Не садись в машину, где двое | страница 17
Оля постирала материно белье, повесила, покормила ее геркулесовой кашей. Опять поменяла ей мокрую рубашку и все белье на постели. Все время поила ее горячим молоком с медом.
Мать лежала, как выяснилось, с воспалением легких, и Оля стала делать ей уколы, ее научила пришедшая медсестра, которая сказала, что не может ходить больше двух раз в день, а надо делать четыре укола, и посоветовала ей практиковаться на апельсине.
Через месяц мама уже пошла на работу.
Но Оля сама теперь заболела. Заразилась, видимо.
Поздно вечером, когда мама пришла домой, Оля не вышла к ней на кухню.
Ночью она сильно кашляла.
Мама походила-походила мимо двери, а потом зашла и сказала:
— Так. Я тебя заразила.
Оля молча лежала и кашляла то и дело. Ребенок спал в коляске.
— Ну ладно,— сказала мать.— Ты еще Павлика заразишь. Иди ко мне, я там тебе постелю. Я буду тут.
Утром мама принесла ей кормить Павлика и велела замотать полотенцем лицо.
— Парень так похож на тебя,— сказала она наконец,— просто вылитая ты. Как ты была маленькая. Ну, кто у нас красавец? Кто? Ну, кто?
И она заплакала, стояла и плакала, глядя, как дочь кормит ребеночка.
Заечка и Алёшка
Заечка, бравая, хорошенькая по-американски, такая стриженая блондинка типа кинозвезды 50-х годов, какой-нибудь Дорис Дэй, и что ей оставалось делать в нашем мире, кроме как найти себе мужчину?
Все было брошено на данный фронт работ, с одним красавцем она пожила, приезжим из Сибири, бегала к нему в гостиницу, ему было уготовано большое будущее тут, в столице мира, и он уже знал о том и гулял по Москве как король, вот эта Заечка у него была, потом (она все узнала) еще композитор Эмма, потом поэтесса, да и редакторши на телевидении все как одна, всё ожидало его, куда ни войди, безропотно. И Заечка тоже ждала его.
Но дома, в Сибири, у него сидела жена с ребенком, и ему оно не мешало, да вот Заечке препятствовало. Ей нужен был муж, и не просто какой-то там, а муж не ниже рангом, чем этот сибирский наездник, кривоногий, лихой, раскосый хан.
Не светских удовольствий, ресторанов и гостиничных номеров ей не хватало, приглашений было хоть залейся, с такими-то внешними данными, мордочка волшебная, просто как у курносого щенка, фигурка загляденье, ножки всегда на каблучках, цок-цок, все мужские взгляды вслед, вечный театр, где она на сцене.

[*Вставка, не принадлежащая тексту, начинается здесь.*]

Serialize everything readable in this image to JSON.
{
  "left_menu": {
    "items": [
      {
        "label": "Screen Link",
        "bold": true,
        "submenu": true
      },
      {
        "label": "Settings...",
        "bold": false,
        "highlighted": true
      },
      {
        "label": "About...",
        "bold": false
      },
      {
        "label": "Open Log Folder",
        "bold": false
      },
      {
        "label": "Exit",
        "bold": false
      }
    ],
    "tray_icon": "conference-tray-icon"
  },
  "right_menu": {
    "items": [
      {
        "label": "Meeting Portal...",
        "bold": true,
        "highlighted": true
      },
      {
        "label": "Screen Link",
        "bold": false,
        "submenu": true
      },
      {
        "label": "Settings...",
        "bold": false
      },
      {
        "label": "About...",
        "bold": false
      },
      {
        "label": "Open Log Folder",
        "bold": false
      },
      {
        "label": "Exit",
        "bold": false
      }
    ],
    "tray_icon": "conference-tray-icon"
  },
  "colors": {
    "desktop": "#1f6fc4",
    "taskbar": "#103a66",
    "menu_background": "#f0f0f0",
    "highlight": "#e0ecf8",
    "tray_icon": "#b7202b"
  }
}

А вот свить гнездо, расположиться там в безопасности, в уюте-заботе, быть именно в своем доме главной актрисой, а не на улице и не на работе, не на ходу и не под постоянным током высокого напряжения, под прожекторами мужских взглядов, которые шарят и упираются и ведут в нужном направлении, и все кончается тем, чем кончается у кобеля с сучкой, излить накопленное и свалить по своим делам, именно что уйти, оставив.